James and Elizabeths Fullerton Hectors parents

  Hector Fullerton I am sure was a character with three wives -not at the same time! and several children. When we catch the Census, we discover baby Christina  to the age of three is in Stonehaven living with  other ladies in what might be a mini children’s home. I assume this was to free Christina senior to work as a milk maid on the farm. She was still in the farm on future census.

 Frances’ cousin last year did some research on site and came up with some good information.

He has a great speculation about the father of Christina which holds water so to speak.  Meanwhile in our research we wanted to know what happened to Christina from age 3 to age around 18. Family said she was adopted, and we looked at records to see if we could find Christina Keith Fullerton.  UK adoption those years ago was less formal and little paperwork. No, she disappears. Both in Stonehaven and Dunnottar and in the North West of Sutherland.

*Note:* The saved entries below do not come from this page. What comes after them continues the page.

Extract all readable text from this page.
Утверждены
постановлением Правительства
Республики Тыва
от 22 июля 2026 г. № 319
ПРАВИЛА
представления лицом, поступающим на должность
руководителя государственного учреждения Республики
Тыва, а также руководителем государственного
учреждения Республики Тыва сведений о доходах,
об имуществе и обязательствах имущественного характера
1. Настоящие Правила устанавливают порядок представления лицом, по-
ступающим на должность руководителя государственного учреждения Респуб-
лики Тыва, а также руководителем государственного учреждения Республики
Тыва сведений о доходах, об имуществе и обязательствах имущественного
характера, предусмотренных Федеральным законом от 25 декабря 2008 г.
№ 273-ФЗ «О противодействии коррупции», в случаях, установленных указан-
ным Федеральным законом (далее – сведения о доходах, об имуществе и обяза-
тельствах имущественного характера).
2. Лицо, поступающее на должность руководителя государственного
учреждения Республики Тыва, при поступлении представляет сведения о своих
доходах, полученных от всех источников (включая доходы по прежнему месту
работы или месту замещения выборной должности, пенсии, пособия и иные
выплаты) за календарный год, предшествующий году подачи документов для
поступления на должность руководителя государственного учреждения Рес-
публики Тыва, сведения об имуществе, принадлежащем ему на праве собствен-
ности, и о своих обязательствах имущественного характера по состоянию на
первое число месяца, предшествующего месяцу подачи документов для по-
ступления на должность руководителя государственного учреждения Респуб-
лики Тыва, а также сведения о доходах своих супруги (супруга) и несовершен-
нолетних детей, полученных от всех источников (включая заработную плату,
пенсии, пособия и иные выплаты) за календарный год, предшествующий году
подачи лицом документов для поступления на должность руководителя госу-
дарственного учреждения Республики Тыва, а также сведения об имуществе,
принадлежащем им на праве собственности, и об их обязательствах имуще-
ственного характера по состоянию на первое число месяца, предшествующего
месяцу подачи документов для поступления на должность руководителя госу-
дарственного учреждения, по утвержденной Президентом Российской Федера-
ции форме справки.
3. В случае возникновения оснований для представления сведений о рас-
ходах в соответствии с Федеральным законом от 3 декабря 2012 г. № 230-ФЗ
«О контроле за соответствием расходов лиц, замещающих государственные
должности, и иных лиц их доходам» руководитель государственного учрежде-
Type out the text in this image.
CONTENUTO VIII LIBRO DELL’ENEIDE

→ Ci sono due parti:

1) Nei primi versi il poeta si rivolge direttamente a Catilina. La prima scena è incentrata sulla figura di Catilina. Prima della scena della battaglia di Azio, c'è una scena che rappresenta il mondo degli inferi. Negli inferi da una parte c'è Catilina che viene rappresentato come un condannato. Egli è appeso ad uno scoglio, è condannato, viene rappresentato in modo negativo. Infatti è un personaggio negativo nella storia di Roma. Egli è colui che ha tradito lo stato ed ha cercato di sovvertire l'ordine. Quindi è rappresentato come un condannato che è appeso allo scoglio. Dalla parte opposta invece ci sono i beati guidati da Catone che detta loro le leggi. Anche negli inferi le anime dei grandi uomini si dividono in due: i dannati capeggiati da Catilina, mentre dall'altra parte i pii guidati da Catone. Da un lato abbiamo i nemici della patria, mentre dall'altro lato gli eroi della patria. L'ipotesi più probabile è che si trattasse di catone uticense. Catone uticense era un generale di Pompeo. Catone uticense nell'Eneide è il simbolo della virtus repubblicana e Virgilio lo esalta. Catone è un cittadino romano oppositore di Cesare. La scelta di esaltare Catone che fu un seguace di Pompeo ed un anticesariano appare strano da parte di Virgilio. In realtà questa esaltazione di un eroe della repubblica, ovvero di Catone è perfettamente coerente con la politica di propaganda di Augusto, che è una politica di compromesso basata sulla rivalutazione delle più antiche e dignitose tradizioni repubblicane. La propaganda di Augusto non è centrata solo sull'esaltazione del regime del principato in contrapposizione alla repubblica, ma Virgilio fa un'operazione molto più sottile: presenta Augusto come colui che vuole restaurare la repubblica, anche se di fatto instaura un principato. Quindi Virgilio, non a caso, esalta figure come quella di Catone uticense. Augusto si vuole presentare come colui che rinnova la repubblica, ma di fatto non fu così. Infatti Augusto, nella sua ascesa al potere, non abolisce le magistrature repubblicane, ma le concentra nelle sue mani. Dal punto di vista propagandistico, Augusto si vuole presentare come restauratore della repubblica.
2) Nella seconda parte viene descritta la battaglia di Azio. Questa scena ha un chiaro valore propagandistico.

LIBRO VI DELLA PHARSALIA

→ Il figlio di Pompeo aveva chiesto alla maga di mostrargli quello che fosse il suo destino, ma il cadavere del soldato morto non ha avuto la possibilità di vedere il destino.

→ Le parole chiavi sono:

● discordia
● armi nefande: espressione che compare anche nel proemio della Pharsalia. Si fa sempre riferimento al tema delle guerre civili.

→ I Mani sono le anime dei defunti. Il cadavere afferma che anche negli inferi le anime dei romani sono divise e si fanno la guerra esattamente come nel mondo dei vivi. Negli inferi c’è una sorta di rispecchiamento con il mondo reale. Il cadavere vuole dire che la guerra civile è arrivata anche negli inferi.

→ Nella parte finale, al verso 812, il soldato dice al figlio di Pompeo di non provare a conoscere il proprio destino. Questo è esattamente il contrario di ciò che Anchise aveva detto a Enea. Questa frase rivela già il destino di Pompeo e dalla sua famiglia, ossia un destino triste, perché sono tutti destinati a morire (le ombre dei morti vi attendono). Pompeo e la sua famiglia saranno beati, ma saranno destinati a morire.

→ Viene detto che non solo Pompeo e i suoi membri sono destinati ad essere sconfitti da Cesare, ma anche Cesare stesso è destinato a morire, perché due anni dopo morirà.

Last spring Frances’ cousin found her in the Kinlochbervie area with the adopted parents and using the family name of Corbett. The most recent find  by me in the last few months was finding her marriage to James Corbett in Edinburgh in 1916. James was in the Navy and a nephew of the family that adopted Christina.

Still some missing aspects but finding of family and lost memories or information is always rewarding. Dealing with the snapshots of the ups and downs of life too can make you wonder how people coped. All these people mentioned are in Frances and my family tree.